I ran across this blog post on NPR’s newsfeed today. I can’t agree more. I’ve been thinking along these lines more or less for the past five years or so. Students can find information. It’s everywhere for them. I still remember conducting a research project in a little strip-mall store front library with a card catalog when I was a kid in junior high. Now, I check everything on the web!
This blogger – read the post here – is saying that we are wasting precious class time when we lecture. There is so much information that we could assign students. The whole “but they don’t read” is a long-heard phrase. But maybe they don’t read because they know that they will just be told the same information by us when they come to class? Then, why bother?
But what if we had them engage in the liberal arts, in the ideas presented in really interactive ways. Then the classroom would be a really lively place. We would be giving them an experience that no one else could and a way to interact with the material that they can’t get from the Internet.

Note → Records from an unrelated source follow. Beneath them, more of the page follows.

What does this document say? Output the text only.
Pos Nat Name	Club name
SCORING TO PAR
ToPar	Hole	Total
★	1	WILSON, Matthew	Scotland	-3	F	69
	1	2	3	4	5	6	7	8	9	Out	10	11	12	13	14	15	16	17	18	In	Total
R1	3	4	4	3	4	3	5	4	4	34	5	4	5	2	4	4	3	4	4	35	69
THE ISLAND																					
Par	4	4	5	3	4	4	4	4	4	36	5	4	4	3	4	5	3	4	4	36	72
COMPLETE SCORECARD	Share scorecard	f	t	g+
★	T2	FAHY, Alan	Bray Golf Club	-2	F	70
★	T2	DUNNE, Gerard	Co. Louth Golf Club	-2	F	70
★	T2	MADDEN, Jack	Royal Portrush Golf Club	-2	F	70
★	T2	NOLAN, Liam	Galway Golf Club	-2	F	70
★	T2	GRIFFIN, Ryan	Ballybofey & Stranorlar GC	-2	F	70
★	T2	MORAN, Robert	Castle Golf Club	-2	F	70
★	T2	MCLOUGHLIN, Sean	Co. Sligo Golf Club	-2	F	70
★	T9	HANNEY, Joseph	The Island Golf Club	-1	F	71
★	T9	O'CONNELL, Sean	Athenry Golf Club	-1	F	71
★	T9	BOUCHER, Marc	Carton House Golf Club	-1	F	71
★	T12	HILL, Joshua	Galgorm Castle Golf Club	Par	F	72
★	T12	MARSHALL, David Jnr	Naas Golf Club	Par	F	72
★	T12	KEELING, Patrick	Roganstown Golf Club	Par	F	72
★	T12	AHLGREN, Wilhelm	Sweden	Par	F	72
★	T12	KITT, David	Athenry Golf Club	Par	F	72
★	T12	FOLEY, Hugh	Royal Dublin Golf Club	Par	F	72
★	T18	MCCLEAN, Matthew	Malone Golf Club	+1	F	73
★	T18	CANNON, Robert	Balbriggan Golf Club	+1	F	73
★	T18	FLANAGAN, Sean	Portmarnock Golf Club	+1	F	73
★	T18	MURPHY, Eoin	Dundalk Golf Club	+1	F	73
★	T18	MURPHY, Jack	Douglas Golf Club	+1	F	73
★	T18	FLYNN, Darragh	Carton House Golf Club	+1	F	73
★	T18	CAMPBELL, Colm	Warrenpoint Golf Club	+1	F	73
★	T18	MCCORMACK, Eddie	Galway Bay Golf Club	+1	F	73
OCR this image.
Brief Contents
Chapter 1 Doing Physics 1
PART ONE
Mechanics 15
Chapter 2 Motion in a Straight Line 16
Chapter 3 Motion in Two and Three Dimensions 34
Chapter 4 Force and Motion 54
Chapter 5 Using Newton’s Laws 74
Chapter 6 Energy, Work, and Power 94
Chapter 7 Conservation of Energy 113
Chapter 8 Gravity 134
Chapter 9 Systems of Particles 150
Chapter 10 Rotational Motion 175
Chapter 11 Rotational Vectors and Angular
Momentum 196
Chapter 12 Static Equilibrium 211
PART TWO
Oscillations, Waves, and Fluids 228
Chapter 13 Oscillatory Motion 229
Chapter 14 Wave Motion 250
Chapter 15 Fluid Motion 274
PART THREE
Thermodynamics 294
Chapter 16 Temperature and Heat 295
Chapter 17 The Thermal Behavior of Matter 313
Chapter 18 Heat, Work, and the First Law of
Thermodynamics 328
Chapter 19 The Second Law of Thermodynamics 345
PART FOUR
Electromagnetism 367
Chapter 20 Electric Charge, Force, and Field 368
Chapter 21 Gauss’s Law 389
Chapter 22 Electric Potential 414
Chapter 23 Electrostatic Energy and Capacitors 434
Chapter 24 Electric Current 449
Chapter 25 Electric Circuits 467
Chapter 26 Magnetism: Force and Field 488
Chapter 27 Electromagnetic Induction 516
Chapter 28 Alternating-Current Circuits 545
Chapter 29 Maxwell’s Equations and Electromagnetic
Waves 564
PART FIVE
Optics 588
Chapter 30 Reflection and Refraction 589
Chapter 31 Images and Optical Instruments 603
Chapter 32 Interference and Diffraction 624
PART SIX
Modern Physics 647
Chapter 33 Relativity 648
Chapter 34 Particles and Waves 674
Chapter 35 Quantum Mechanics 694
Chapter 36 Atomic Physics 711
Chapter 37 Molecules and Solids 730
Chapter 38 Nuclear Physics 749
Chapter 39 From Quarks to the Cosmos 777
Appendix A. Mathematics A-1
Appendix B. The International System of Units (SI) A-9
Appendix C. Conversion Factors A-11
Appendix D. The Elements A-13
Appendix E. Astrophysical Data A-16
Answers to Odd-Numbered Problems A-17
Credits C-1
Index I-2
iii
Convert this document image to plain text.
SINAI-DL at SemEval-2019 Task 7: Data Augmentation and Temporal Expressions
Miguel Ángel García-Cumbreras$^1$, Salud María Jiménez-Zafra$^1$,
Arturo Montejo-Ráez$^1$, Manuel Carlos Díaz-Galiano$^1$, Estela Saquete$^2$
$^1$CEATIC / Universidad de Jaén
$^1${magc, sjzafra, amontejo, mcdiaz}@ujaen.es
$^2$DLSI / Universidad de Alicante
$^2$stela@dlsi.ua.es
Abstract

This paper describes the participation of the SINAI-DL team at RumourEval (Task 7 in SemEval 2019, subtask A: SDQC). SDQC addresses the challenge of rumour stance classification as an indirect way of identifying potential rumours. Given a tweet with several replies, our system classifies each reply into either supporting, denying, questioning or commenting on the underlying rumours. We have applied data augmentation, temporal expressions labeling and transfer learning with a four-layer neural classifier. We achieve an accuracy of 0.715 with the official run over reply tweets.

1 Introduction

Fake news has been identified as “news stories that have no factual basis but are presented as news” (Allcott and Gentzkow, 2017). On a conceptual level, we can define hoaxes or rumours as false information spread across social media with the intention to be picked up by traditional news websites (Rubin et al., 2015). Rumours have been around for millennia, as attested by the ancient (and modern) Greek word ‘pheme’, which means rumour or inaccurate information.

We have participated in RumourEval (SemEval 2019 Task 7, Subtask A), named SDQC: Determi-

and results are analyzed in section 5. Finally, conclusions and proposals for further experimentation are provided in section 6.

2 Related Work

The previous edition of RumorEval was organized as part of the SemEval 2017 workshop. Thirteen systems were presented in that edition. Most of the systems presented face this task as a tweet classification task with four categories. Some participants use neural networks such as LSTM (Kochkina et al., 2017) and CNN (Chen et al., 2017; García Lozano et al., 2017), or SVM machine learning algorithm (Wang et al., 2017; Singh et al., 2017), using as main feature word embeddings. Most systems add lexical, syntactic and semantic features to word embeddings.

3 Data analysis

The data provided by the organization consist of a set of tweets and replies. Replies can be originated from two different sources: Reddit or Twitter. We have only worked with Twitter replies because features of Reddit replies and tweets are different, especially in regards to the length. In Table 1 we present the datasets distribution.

This makes teaching more challenging. And why I am glad to be teaching in this new Information Age! I am free!
This quotation from the article really grabbed me
“In an economy of such abundant information, the teacher who still insists upon distributing information via lecture is competing with primary sources and documents that would allow students to actively participate in ways far deeper than simply listening. If a student can download a PowerPoint, or take pictures of notes on the board, is it the most efficient use of class time to have them copy content line by line? The speed with which information can be accessed and shared seems to invalidate the pace of the everyday lecture.
But far from devaluing the role of the modern teacher, the new economy of information has freed teachers from their role as “font of knowledge” and allowed them to become chief analyzer, validity coach, research assistant, master differentiator, and creator of a shared learning experience.”
I believe college professors are more important than ever. Yet we need to adapt to the context of where our students are. There maybe some topics that only WE can adequately explain. But I’m willing to bet there is something out there – a link, a video, a blogpost, an article, a chapter – that sums it up just as well.
For me, I’ll assign that. And then have them engage it in class. That’s my challenge. How about you?